Predictions that Obamacare will be a big political issue are probably right — but not in the way gleeful conservatives imagined.

Unfortunately for Krugman et al., these claims of triumph do not give us some very important details about the California findings. For those details, one must consult Walter Russell Mead:​

On Wonkblog, a pro-ACA outlet that cheered loudly when the California numbers came out, Sarah Kliff argues that success in the Golden State might not be replicable elsewhere. According to Kliff, California is one a few states to take an “active purchaser” approach to the ACA. This means that a state board has the power to select which plans will be available in the exchange, and can reject any plan whose rates are too high. Most other states, however, do it differently:

The vast majority of states…operate under a “clearinghouse model.” In that scenario, any health plan that meets a set of criteria gets approval to sell on the health insurance exchange. All 33 state exchanges that the federal government will run operate under this  clearinghouse model. So do 10 of the 18 state-run health exchanges (this includes the District of Columbia). Two states, Kentucky and New Mexico have not, according to Kaiser Family Foundation, addressed the issue yet.

In the final count, only six states are currently “active purchaser” states, so nationwide might not be as low as California’s projections suggest.
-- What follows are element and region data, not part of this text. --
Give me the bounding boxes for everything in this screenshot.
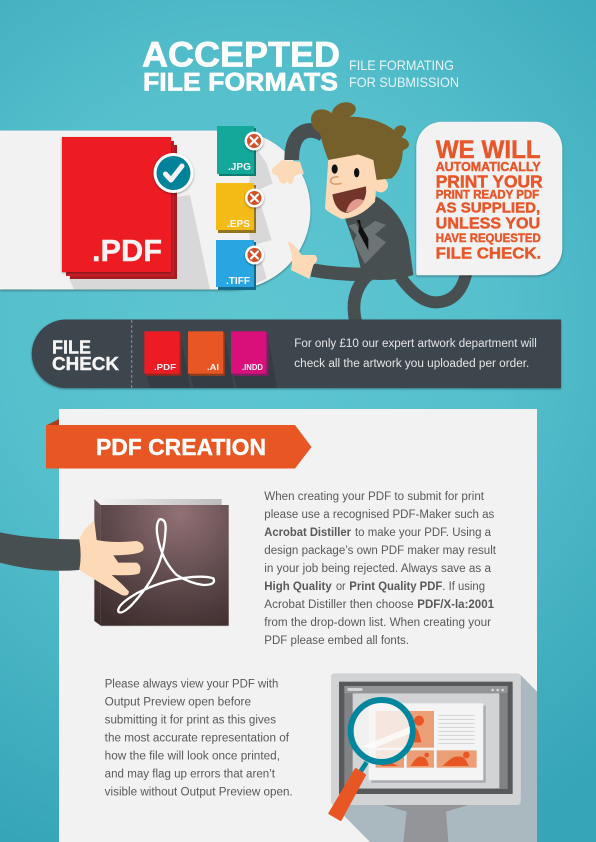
- ribbon heading: [46, 419, 312, 468]
- character raised arm: [292, 131, 323, 160]
- character eyes: [332, 164, 359, 177]
- icon: acrobat book and hand: [0, 499, 229, 626]
- body text two: [105, 679, 293, 799]
- body text one: in your job being rejected. Always save as a: [264, 563, 492, 575]
- character hair: [311, 102, 409, 180]
- icon: pdf file stack: .PDF: [92, 233, 162, 268]
- subtitle: [349, 57, 459, 90]
- body text one: [264, 491, 497, 647]
- icon: pdf card: [144, 331, 182, 376]
- magnifier lens: [351, 700, 413, 762]
- panel: pdf creation: [0, 409, 537, 842]
- callout: UNLESS YOU: [436, 215, 540, 232]
- file check description: [294, 338, 537, 370]
- body text one: from the drop-down list. When creating your: [264, 617, 491, 629]
- character mouth: [332, 186, 366, 213]
- character legs: [354, 272, 467, 322]
- body text two: and may flag up errors that aren’t: [105, 769, 276, 781]
- character face: [325, 154, 377, 219]
- body text two: how the file will look once printed,: [105, 751, 280, 763]
- callout: HAVE REQUESTED: [436, 233, 541, 245]
- file check description: check all the artwork you uploaded per order.: [294, 358, 529, 370]
- icon: ai card: [188, 331, 225, 376]
- character suit: [345, 197, 413, 280]
- ribbon heading: PDF CREATION: [96, 434, 266, 460]
- body text one: High Quality: [264, 581, 332, 593]
- body text two: submitting it for print as this gives: [105, 715, 276, 727]
- body text one: Acrobat Distiller then choose: [264, 599, 414, 611]
- title: FILE FORMATS: [143, 69, 338, 97]
- file check description: For only £10 our expert artwork department will: [294, 338, 537, 350]
- character neck and collar: [345, 195, 378, 228]
- panel: file check bar: [32, 320, 561, 388]
- file check card shadows: [146, 335, 277, 388]
- icon: eps file: [216, 183, 264, 233]
- callout: AS SUPPLIED,: [436, 200, 540, 216]
- body text one: design package’s own PDF maker may result: [264, 545, 497, 557]
- panel: white banner: [0, 130, 310, 290]
- icon: jpg file: [217, 126, 264, 176]
- icon: eps file: .EPS: [227, 219, 250, 230]
- character ear: [373, 178, 388, 192]
- body text one: to make your PDF. Using a: [355, 527, 492, 539]
- callout: FILE CHECK.: [436, 245, 541, 262]
- body text one: Print Quality PDF: [349, 581, 442, 593]
- body text two: Output Preview open before: [105, 697, 251, 709]
- magnifier handle: [329, 769, 365, 820]
- arm sleeve: [0, 532, 81, 571]
- icon: indd card: [231, 331, 268, 376]
- character pointing arm: [312, 270, 372, 274]
- illustration: monitor with magnifier: [329, 673, 537, 842]
- character tongue: [346, 199, 364, 213]
- body text two: Please always view your PDF with: [105, 679, 278, 691]
- file check heading: [52, 336, 120, 374]
- icon: ai card: .AI: [207, 362, 219, 372]
- acrobat logo: [118, 519, 214, 612]
- icon: check badge: [154, 153, 194, 193]
- subtitle: FOR SUBMISSION: [349, 74, 459, 90]
- magnifier neck: [360, 762, 367, 772]
- icon: tiff file: .TIFF: [226, 276, 250, 287]
- file check heading: FILE: [52, 336, 91, 357]
- icon: pdf card: .PDF: [154, 362, 176, 372]
- body text two: the most accurate representation of: [105, 733, 290, 745]
- file check heading: CHECK: [52, 353, 120, 374]
- icon: tiff file: [216, 240, 264, 290]
- body text one: When creating your PDF to submit for print: [264, 491, 485, 503]
- body text one: PDF/X-la:2001: [417, 599, 495, 611]
- body text one: PDF please embed all fonts.: [264, 635, 409, 647]
- title: ACCEPTED: [142, 36, 340, 75]
- icon: indd card: .INDD: [242, 362, 263, 372]
- hand: [79, 521, 144, 596]
- character pointing hand: [288, 242, 317, 279]
- callout: PRINT READY PDF: [436, 189, 539, 201]
- callout: [416, 122, 562, 275]
- body text one: . If using: [442, 581, 485, 593]
- body text two: visible without Output Preview open.: [105, 787, 293, 799]
- body text one: please use a recognised PDF-Maker such as: [264, 509, 495, 521]
- subtitle: FILE FORMATING: [349, 57, 454, 73]
- body text one: Acrobat Distiller: [264, 527, 352, 539]
- callout: AUTOMATICALLY: [436, 159, 541, 174]
- title: [142, 36, 340, 97]
- callout: WE WILL: [436, 136, 541, 164]
- callout: PRINT YOUR: [436, 172, 543, 192]
- character: businessman: [272, 102, 467, 322]
- character lapels: [348, 221, 386, 264]
- character tie: [357, 220, 368, 250]
- body text one: or: [336, 581, 346, 593]
- icon: pdf file stack: [62, 137, 177, 279]
- long shadows on banner: [68, 147, 273, 289]
- icon: jpg file: .JPG: [228, 162, 251, 173]
- character nose: [331, 177, 342, 184]
- character raised hand: [272, 160, 304, 184]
If that’s not enough to temper any lingering optimism, consider that the state had to make some significant tradeoffs to keep rates so low, as an 
LA Times piece reveals. Under the plans offered on the exchange, consumers will have access to far fewer doctors and hospitals. Blue Shield of California, for example, will give its exchange customers access to only 36 percent of its regular physician network . . .

Mead ends his piece with the following words: "With Obamacare, even the good news is often bad." Quite so.